Este escrito es el quinto de una serie que comenzó con “Eneagrama de la persalidad ¿Qué es y cuáles son los 9 eneatipos?”. En el vamos a profundizar en el eneatipo 3, que desde la caracterología bioenergética se corresponde con el carácter psicopático de estructura histérica (frente al psicopático obsesivo que se corresponde con el eneatipo 6): conocer acerca de su origen o etiología, saber de su herida original, cuáles son los rasgos corporales más comunes y, los puntos críticos a abordar en el proceso terapéutico desde una perspectiva  bioenergética  integrativa que nuestro equipo propone. El mes de viene publicaremos acerca del eneatipo 6 sobre estas mismas cuestiones.
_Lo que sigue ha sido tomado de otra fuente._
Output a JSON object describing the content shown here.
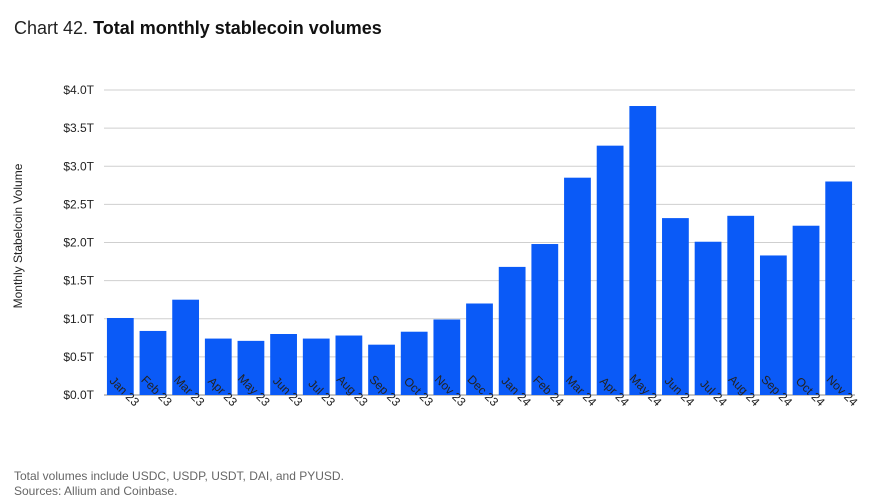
{
  "title": {
    "prefix": "Chart 42.",
    "text": "Total monthly stablecoin volumes"
  },
  "footnotes": {
    "note": "Total volumes include USDC, USDP, USDT, DAI, and PYUSD.",
    "sources": "Sources: Allium and Coinbase."
  },
  "chart_data": {
    "type": "bar",
    "title": "Total monthly stablecoin volumes",
    "xlabel": "",
    "ylabel": "Monthly Stabelcoin Volume",
    "ylim": [
      0,
      4.0
    ],
    "yticks": [
      0,
      0.5,
      1.0,
      1.5,
      2.0,
      2.5,
      3.0,
      3.5,
      4.0
    ],
    "ytick_labels": [
      "$0.0T",
      "$0.5T",
      "$1.0T",
      "$1.5T",
      "$2.0T",
      "$2.5T",
      "$3.0T",
      "$3.5T",
      "$4.0T"
    ],
    "unit": "T",
    "grid": true,
    "bar_color": "#0a5af7",
    "categories": [
      "Jan 23",
      "Feb 23",
      "Mar 23",
      "Apr 23",
      "May 23",
      "Jun 23",
      "Jul 23",
      "Aug 23",
      "Sep 23",
      "Oct 23",
      "Nov 23",
      "Dec 23",
      "Jan 24",
      "Feb 24",
      "Mar 24",
      "Apr 24",
      "May 24",
      "Jun 24",
      "Jul 24",
      "Aug 24",
      "Sep 24",
      "Oct 24",
      "Nov 24"
    ],
    "values": [
      1.01,
      0.84,
      1.25,
      0.74,
      0.71,
      0.8,
      0.74,
      0.78,
      0.66,
      0.83,
      0.99,
      1.2,
      1.68,
      1.98,
      2.85,
      3.27,
      3.79,
      2.32,
      2.01,
      2.35,
      1.83,
      2.22,
      2.8
    ]
  }
}
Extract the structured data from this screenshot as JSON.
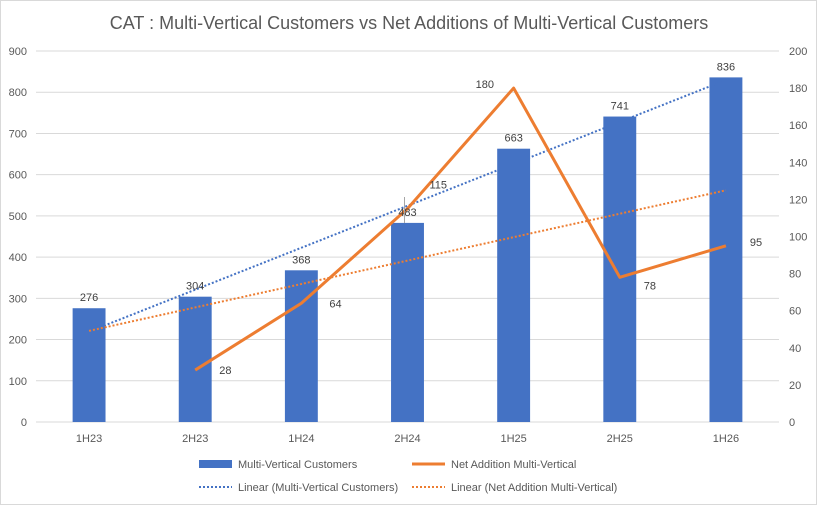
{
  "chart_data": {
    "type": "bar",
    "title": "CAT : Multi-Vertical Customers vs Net Additions of Multi-Vertical Customers",
    "categories": [
      "1H23",
      "2H23",
      "1H24",
      "2H24",
      "1H25",
      "2H25",
      "1H26"
    ],
    "series": [
      {
        "name": "Multi-Vertical Customers",
        "type": "bar",
        "axis": "left",
        "color": "#4472C4",
        "values": [
          276,
          304,
          368,
          483,
          663,
          741,
          836
        ],
        "labels": [
          "276",
          "304",
          "368",
          "483",
          "663",
          "741",
          "836"
        ]
      },
      {
        "name": "Net Addition Multi-Vertical",
        "type": "line",
        "axis": "right",
        "color": "#ED7D31",
        "values": [
          null,
          28,
          64,
          115,
          180,
          78,
          95
        ],
        "labels": [
          "",
          "28",
          "64",
          "115",
          "180",
          "78",
          "95"
        ]
      },
      {
        "name": "Linear (Multi-Vertical Customers)",
        "type": "trendline",
        "axis": "left",
        "color": "#4472C4",
        "of": 0
      },
      {
        "name": "Linear (Net Addition Multi-Vertical)",
        "type": "trendline",
        "axis": "right",
        "color": "#ED7D31",
        "of": 1
      }
    ],
    "y_left": {
      "min": 0,
      "max": 900,
      "step": 100,
      "ticks": [
        "0",
        "100",
        "200",
        "300",
        "400",
        "500",
        "600",
        "700",
        "800",
        "900"
      ]
    },
    "y_right": {
      "min": 0,
      "max": 200,
      "step": 20,
      "ticks": [
        "0",
        "20",
        "40",
        "60",
        "80",
        "100",
        "120",
        "140",
        "160",
        "180",
        "200"
      ]
    },
    "grid": true,
    "legend_position": "bottom"
  }
}
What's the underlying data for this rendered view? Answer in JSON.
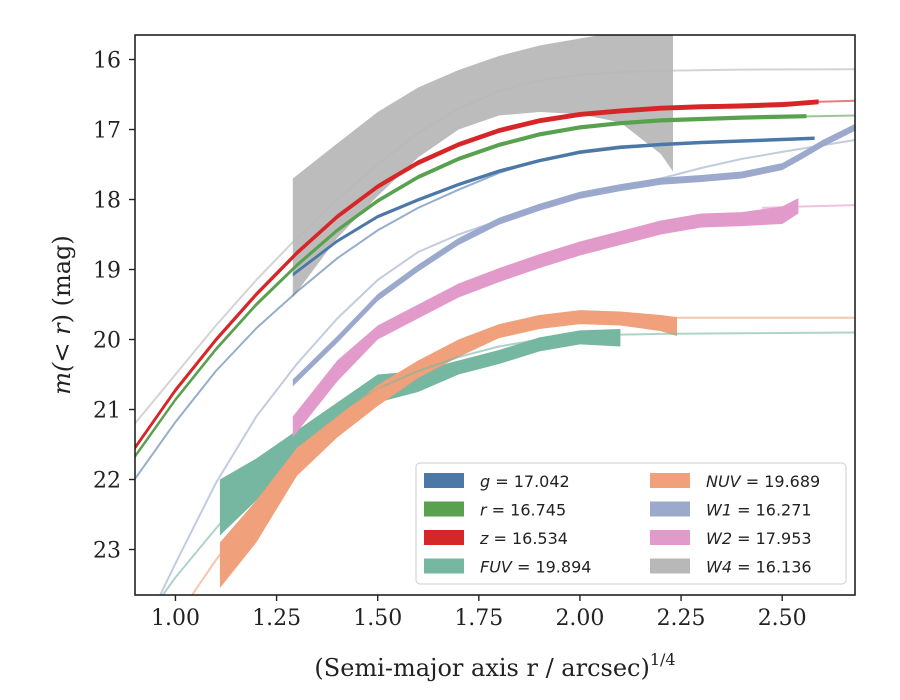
{
  "chart_data": {
    "type": "line",
    "xlabel": "(Semi-major axis r / arcsec)",
    "xlabel_sup": "1/4",
    "ylabel_prefix": "m(",
    "ylabel_math": "< r",
    "ylabel_suffix": ") (mag)",
    "xlim": [
      0.9,
      2.68
    ],
    "ylim": [
      15.65,
      23.65
    ],
    "y_inverted": true,
    "xticks": [
      "1.00",
      "1.25",
      "1.50",
      "1.75",
      "2.00",
      "2.25",
      "2.50"
    ],
    "yticks": [
      "16",
      "17",
      "18",
      "19",
      "20",
      "21",
      "22",
      "23"
    ],
    "grid": false,
    "legend_position": "lower-right",
    "series": [
      {
        "name": "g",
        "legend_math": "g",
        "legend_value": "= 17.042",
        "color": "#4c78a8",
        "total_mag": 17.042,
        "model": [
          [
            0.9,
            21.99
          ],
          [
            1.0,
            21.18
          ],
          [
            1.1,
            20.45
          ],
          [
            1.2,
            19.84
          ],
          [
            1.3,
            19.32
          ],
          [
            1.4,
            18.84
          ],
          [
            1.5,
            18.44
          ],
          [
            1.6,
            18.12
          ],
          [
            1.7,
            17.86
          ],
          [
            1.8,
            17.62
          ],
          [
            1.9,
            17.44
          ],
          [
            2.0,
            17.31
          ],
          [
            2.1,
            17.24
          ],
          [
            2.2,
            17.21
          ],
          [
            2.3,
            17.18
          ],
          [
            2.4,
            17.16
          ],
          [
            2.5,
            17.14
          ],
          [
            2.58,
            17.12
          ]
        ],
        "band": [
          [
            1.29,
            19.05,
            19.1
          ],
          [
            1.4,
            18.57,
            18.62
          ],
          [
            1.5,
            18.22,
            18.27
          ],
          [
            1.6,
            17.98,
            18.03
          ],
          [
            1.7,
            17.76,
            17.81
          ],
          [
            1.8,
            17.57,
            17.62
          ],
          [
            1.9,
            17.42,
            17.47
          ],
          [
            2.0,
            17.3,
            17.35
          ],
          [
            2.1,
            17.23,
            17.28
          ],
          [
            2.2,
            17.19,
            17.24
          ],
          [
            2.3,
            17.16,
            17.21
          ],
          [
            2.4,
            17.14,
            17.19
          ],
          [
            2.58,
            17.1,
            17.15
          ]
        ]
      },
      {
        "name": "r",
        "legend_math": "r",
        "legend_value": "= 16.745",
        "color": "#59a14f",
        "total_mag": 16.745,
        "model": [
          [
            0.9,
            21.67
          ],
          [
            1.0,
            20.86
          ],
          [
            1.1,
            20.14
          ],
          [
            1.2,
            19.5
          ],
          [
            1.3,
            18.94
          ],
          [
            1.4,
            18.44
          ],
          [
            1.5,
            18.02
          ],
          [
            1.6,
            17.68
          ],
          [
            1.7,
            17.42
          ],
          [
            1.8,
            17.22
          ],
          [
            1.9,
            17.07
          ],
          [
            2.0,
            16.97
          ],
          [
            2.1,
            16.91
          ],
          [
            2.2,
            16.87
          ],
          [
            2.3,
            16.85
          ],
          [
            2.4,
            16.83
          ],
          [
            2.5,
            16.82
          ],
          [
            2.68,
            16.8
          ]
        ],
        "band": [
          [
            0.9,
            21.64,
            21.7
          ],
          [
            1.0,
            20.83,
            20.89
          ],
          [
            1.1,
            20.11,
            20.17
          ],
          [
            1.2,
            19.47,
            19.53
          ],
          [
            1.3,
            18.91,
            18.97
          ],
          [
            1.4,
            18.41,
            18.47
          ],
          [
            1.5,
            17.99,
            18.05
          ],
          [
            1.6,
            17.65,
            17.71
          ],
          [
            1.7,
            17.39,
            17.45
          ],
          [
            1.8,
            17.19,
            17.25
          ],
          [
            1.9,
            17.04,
            17.1
          ],
          [
            2.0,
            16.94,
            17.0
          ],
          [
            2.1,
            16.88,
            16.94
          ],
          [
            2.2,
            16.84,
            16.9
          ],
          [
            2.3,
            16.82,
            16.88
          ],
          [
            2.4,
            16.8,
            16.86
          ],
          [
            2.56,
            16.78,
            16.84
          ]
        ]
      },
      {
        "name": "z",
        "legend_math": "z",
        "legend_value": "= 16.534",
        "color": "#d62728",
        "total_mag": 16.534,
        "model": [
          [
            0.9,
            21.55
          ],
          [
            1.0,
            20.73
          ],
          [
            1.1,
            20.01
          ],
          [
            1.2,
            19.36
          ],
          [
            1.3,
            18.77
          ],
          [
            1.4,
            18.25
          ],
          [
            1.5,
            17.82
          ],
          [
            1.6,
            17.48
          ],
          [
            1.7,
            17.22
          ],
          [
            1.8,
            17.02
          ],
          [
            1.9,
            16.88
          ],
          [
            2.0,
            16.79
          ],
          [
            2.1,
            16.73
          ],
          [
            2.2,
            16.69
          ],
          [
            2.3,
            16.66
          ],
          [
            2.4,
            16.64
          ],
          [
            2.5,
            16.62
          ],
          [
            2.68,
            16.59
          ]
        ],
        "band": [
          [
            0.9,
            21.51,
            21.58
          ],
          [
            1.0,
            20.69,
            20.76
          ],
          [
            1.1,
            19.97,
            20.04
          ],
          [
            1.2,
            19.32,
            19.39
          ],
          [
            1.3,
            18.73,
            18.8
          ],
          [
            1.4,
            18.21,
            18.28
          ],
          [
            1.5,
            17.78,
            17.85
          ],
          [
            1.6,
            17.44,
            17.51
          ],
          [
            1.7,
            17.18,
            17.25
          ],
          [
            1.8,
            16.98,
            17.05
          ],
          [
            1.9,
            16.84,
            16.91
          ],
          [
            2.0,
            16.75,
            16.82
          ],
          [
            2.1,
            16.7,
            16.77
          ],
          [
            2.2,
            16.66,
            16.73
          ],
          [
            2.3,
            16.64,
            16.71
          ],
          [
            2.4,
            16.63,
            16.7
          ],
          [
            2.5,
            16.61,
            16.68
          ],
          [
            2.59,
            16.57,
            16.64
          ]
        ]
      },
      {
        "name": "FUV",
        "legend_math": "FUV",
        "legend_value": "= 19.894",
        "color": "#76b7a2",
        "total_mag": 19.894,
        "model": [
          [
            0.9,
            24.2
          ],
          [
            1.0,
            23.4
          ],
          [
            1.1,
            22.7
          ],
          [
            1.2,
            22.05
          ],
          [
            1.3,
            21.5
          ],
          [
            1.4,
            21.05
          ],
          [
            1.5,
            20.7
          ],
          [
            1.6,
            20.45
          ],
          [
            1.7,
            20.25
          ],
          [
            1.8,
            20.1
          ],
          [
            1.9,
            20.0
          ],
          [
            2.0,
            19.95
          ],
          [
            2.1,
            19.93
          ],
          [
            2.2,
            19.92
          ],
          [
            2.4,
            19.91
          ],
          [
            2.68,
            19.9
          ]
        ],
        "band": [
          [
            1.11,
            22.0,
            22.8
          ],
          [
            1.2,
            21.7,
            22.3
          ],
          [
            1.3,
            21.3,
            21.8
          ],
          [
            1.4,
            20.9,
            21.3
          ],
          [
            1.5,
            20.5,
            20.9
          ],
          [
            1.6,
            20.45,
            20.75
          ],
          [
            1.7,
            20.3,
            20.5
          ],
          [
            1.8,
            20.15,
            20.35
          ],
          [
            1.9,
            19.97,
            20.17
          ],
          [
            2.0,
            19.87,
            20.07
          ],
          [
            2.1,
            19.85,
            20.1
          ]
        ]
      },
      {
        "name": "NUV",
        "legend_math": "NUV",
        "legend_value": "= 19.689",
        "color": "#f0a07a",
        "total_mag": 19.689,
        "model": [
          [
            0.9,
            25.0
          ],
          [
            1.0,
            24.0
          ],
          [
            1.1,
            23.15
          ],
          [
            1.2,
            22.4
          ],
          [
            1.3,
            21.75
          ],
          [
            1.4,
            21.15
          ],
          [
            1.5,
            20.7
          ],
          [
            1.6,
            20.35
          ],
          [
            1.7,
            20.1
          ],
          [
            1.8,
            19.92
          ],
          [
            1.9,
            19.8
          ],
          [
            2.0,
            19.73
          ],
          [
            2.1,
            19.7
          ],
          [
            2.2,
            19.69
          ],
          [
            2.4,
            19.69
          ],
          [
            2.68,
            19.69
          ]
        ],
        "band": [
          [
            1.11,
            22.9,
            23.55
          ],
          [
            1.2,
            22.3,
            22.9
          ],
          [
            1.3,
            21.55,
            21.95
          ],
          [
            1.4,
            21.1,
            21.4
          ],
          [
            1.5,
            20.65,
            20.95
          ],
          [
            1.6,
            20.3,
            20.55
          ],
          [
            1.7,
            20.0,
            20.25
          ],
          [
            1.8,
            19.78,
            19.98
          ],
          [
            1.9,
            19.65,
            19.85
          ],
          [
            2.0,
            19.58,
            19.78
          ],
          [
            2.1,
            19.6,
            19.8
          ],
          [
            2.2,
            19.65,
            19.88
          ],
          [
            2.24,
            19.68,
            19.95
          ]
        ]
      },
      {
        "name": "W1",
        "legend_math": "W1",
        "legend_value": "= 16.271",
        "color": "#9aa9cc",
        "total_mag": 16.271,
        "model": [
          [
            0.9,
            24.4
          ],
          [
            1.0,
            23.2
          ],
          [
            1.1,
            22.05
          ],
          [
            1.2,
            21.1
          ],
          [
            1.3,
            20.35
          ],
          [
            1.4,
            19.7
          ],
          [
            1.5,
            19.15
          ],
          [
            1.6,
            18.75
          ],
          [
            1.7,
            18.5
          ],
          [
            1.8,
            18.3
          ],
          [
            1.9,
            18.1
          ],
          [
            2.0,
            17.95
          ],
          [
            2.1,
            17.82
          ],
          [
            2.2,
            17.7
          ],
          [
            2.3,
            17.55
          ],
          [
            2.4,
            17.42
          ],
          [
            2.5,
            17.32
          ],
          [
            2.68,
            17.15
          ]
        ],
        "band": [
          [
            1.29,
            20.57,
            20.67
          ],
          [
            1.4,
            19.95,
            20.05
          ],
          [
            1.5,
            19.35,
            19.45
          ],
          [
            1.6,
            18.93,
            19.03
          ],
          [
            1.7,
            18.55,
            18.65
          ],
          [
            1.8,
            18.26,
            18.36
          ],
          [
            1.9,
            18.06,
            18.16
          ],
          [
            2.0,
            17.89,
            17.99
          ],
          [
            2.1,
            17.78,
            17.88
          ],
          [
            2.2,
            17.69,
            17.79
          ],
          [
            2.3,
            17.65,
            17.75
          ],
          [
            2.4,
            17.6,
            17.7
          ],
          [
            2.5,
            17.48,
            17.58
          ],
          [
            2.55,
            17.32,
            17.42
          ],
          [
            2.6,
            17.15,
            17.25
          ],
          [
            2.68,
            16.92,
            17.02
          ]
        ]
      },
      {
        "name": "W2",
        "legend_math": "W2",
        "legend_value": "= 17.953",
        "color": "#e29acb",
        "total_mag": 17.953,
        "model": [
          [
            2.45,
            18.12
          ],
          [
            2.55,
            18.1
          ],
          [
            2.68,
            18.08
          ]
        ],
        "band": [
          [
            1.29,
            21.1,
            21.4
          ],
          [
            1.4,
            20.3,
            20.6
          ],
          [
            1.5,
            19.8,
            20.0
          ],
          [
            1.6,
            19.5,
            19.7
          ],
          [
            1.7,
            19.2,
            19.4
          ],
          [
            1.8,
            18.98,
            19.18
          ],
          [
            1.9,
            18.78,
            18.98
          ],
          [
            2.0,
            18.6,
            18.8
          ],
          [
            2.1,
            18.45,
            18.65
          ],
          [
            2.2,
            18.3,
            18.5
          ],
          [
            2.3,
            18.2,
            18.4
          ],
          [
            2.4,
            18.18,
            18.38
          ],
          [
            2.5,
            18.1,
            18.35
          ],
          [
            2.54,
            17.98,
            18.2
          ]
        ]
      },
      {
        "name": "W4",
        "legend_math": "W4",
        "legend_value": "= 16.136",
        "color": "#b8b8b8",
        "total_mag": 16.136,
        "model": [
          [
            0.9,
            21.2
          ],
          [
            1.0,
            20.5
          ],
          [
            1.1,
            19.8
          ],
          [
            1.2,
            19.15
          ],
          [
            1.3,
            18.55
          ],
          [
            1.4,
            18.0
          ],
          [
            1.5,
            17.5
          ],
          [
            1.6,
            17.05
          ],
          [
            1.7,
            16.7
          ],
          [
            1.8,
            16.45
          ],
          [
            1.9,
            16.3
          ],
          [
            2.0,
            16.22
          ],
          [
            2.1,
            16.18
          ],
          [
            2.2,
            16.16
          ],
          [
            2.4,
            16.145
          ],
          [
            2.68,
            16.14
          ]
        ],
        "band": [
          [
            1.29,
            17.7,
            19.4
          ],
          [
            1.4,
            17.2,
            18.55
          ],
          [
            1.5,
            16.75,
            17.95
          ],
          [
            1.6,
            16.4,
            17.4
          ],
          [
            1.7,
            16.15,
            17.0
          ],
          [
            1.8,
            15.95,
            16.8
          ],
          [
            1.9,
            15.8,
            16.75
          ],
          [
            2.0,
            15.7,
            16.78
          ],
          [
            2.1,
            15.6,
            16.9
          ],
          [
            2.2,
            15.6,
            17.35
          ],
          [
            2.23,
            15.6,
            17.6
          ]
        ]
      }
    ]
  }
}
El carácter psicopático hace referencia a un carácter abocado a la acción compulsiva. Esta acción puede ser interna o externa. Se fija en la fase fálica del desarrollo (que abarca aproximadamente desde los dos años y medio hasta los tres y medio o cuatro) en la que se persigue la búsqueda de la independencia. Se inicia el movimiento edípico (el niño trata de encontrar su lugar en la familia, tanto entre ambos progenitores como entre sus hermanos),  un entrenamiento para que el niño pueda proyectarse en lo social, y por ende, entra en juego la función padre que facilita el comienzo de la separación de la función madre. Para que este movimiento se desarrolle con normalidad la madre tiene que retirarse e investir de autoridad al padre. Por parte de la madre se inicia un leve duelo (igual que tras el parto) como motivo de la pequeña separación que se inicia y que da lugar a que entre la función padre en la vida del niño.

Si uno de los padres tiene un déficit de insatisfacción narcisística colocará en el hijo la necesidad de sus deseos. El hijo será seducido e inhibirá o postergará indefinidamente sus deseos para satisfacer los del padre o madre seductor. Esta seducción se apoya en un si me haces caso te quiero, si no, no. Como figura complementaria a la seductora aparece la figura de identificación en la que establezco una alianza inconsciente de asemejarme a ella para evitar un riesgo de agresión (identificación con el agresor).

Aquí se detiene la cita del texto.